Arredado da atualidade de uma guerra que um tal Putin desencadeou na Europa; depois de saber, com alegria, que o JL (Jornal de Letras. Artes e Ideias) celebrava o seu quadragésimo segundo aniversário de uma vida ao serviço da Literatura e da Filosofia e das Artes (e da Cultura afinal), em toda a lusofonia; e, embora a minha insuficiência cardíaca – lia, no conforto do meu lar, uma entrevista do poeta Nuno Júdice, precisamente no JL, onde recortei o seguinte: “Era impossível não ter (influência da guerra colonial). Mas não pretendia fazer uma poesia militante, que outros tinham feito e faziam com eficácia. O que pretendi foi trazer a revolução para o plano da própria invenção poética”.

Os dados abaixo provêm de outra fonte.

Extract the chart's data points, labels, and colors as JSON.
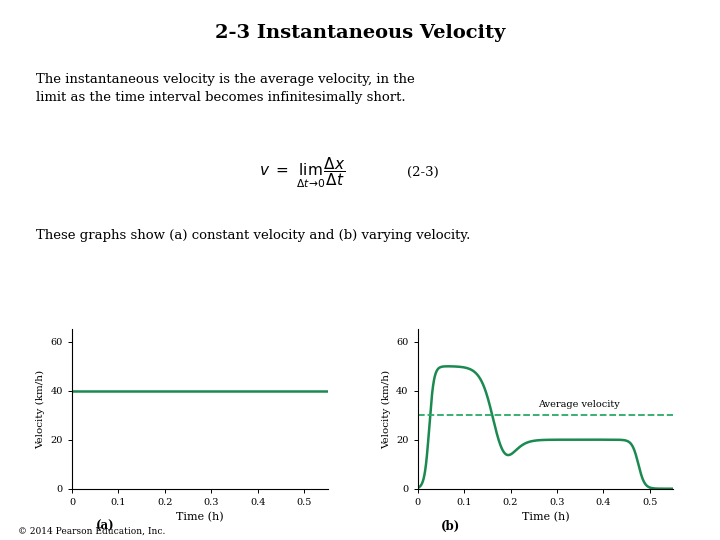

Se é verdade que a responsabilidade social e política não é incindível da responsabilidade de um escritor - enquanto especialista de uma área do conhecimento ele tem a fazer também um trabalho epistemológico que pretenda mostrar que em tudo o que escreve há uma atitude científica, por oposição a uma atitude pré-científica. Creio que é isto mesmo que Gaston Bachelard o diz, no seu Le Rationalisme Appliqué, cap. VI. Esta vigilância epistemológica, na sua profissão, é claramente visível na tese de doutoramento em Filosofia, que o Doutor Jorge Araújo defendeu, na Faculdade de Letras da Universidade de Coimbra e que mereceu do júri o reconhecimento público de que se trata de uma dissertação de excecional qualidade. Lê-se, de facto, esta obra com encanto porque, para além da erudição, que é copiosa e bem fundamentada, se dilui numa escrita cristalina, acessível mesmo aos leigos na matéria em questão. Com efeito, logo no capítulo primeiro Jorge Araújo não se limita a rejeitar o fisiologismo da educação física, que anteriormente estudara, e escreve: “Este paradigma foi profundamente abalado pela obra filosófica de Manuel Sérgio (…). Manuel Sérgio defendeu uma nova noção de motricidade e de comportamento, um conceito complexo de corpo, retirado da moderna fenomenologia. No centro destas suas ideias, surgia a tese de que a verdadeira referência do comportamento não deveria ser o corpo, entendido como referencial exclusivamente fisicalista, mas sim a pessoa integral, desvendada além de todos os dualismos” (Eduardo Jorge Miguez Araújo, Motricidade e Corpo Expressivo – elementos merleau-pontianos para uma fundamentação do treino na área comportamental, Tese de doutoramento em Filosofia, orientada pelo Senhor Professor Luís António Umbelino e apresentada ao Departamento de Filosofia da Faculdade de Letras da Universidade de Coimbra, Julho de 2021, pp. 5/6).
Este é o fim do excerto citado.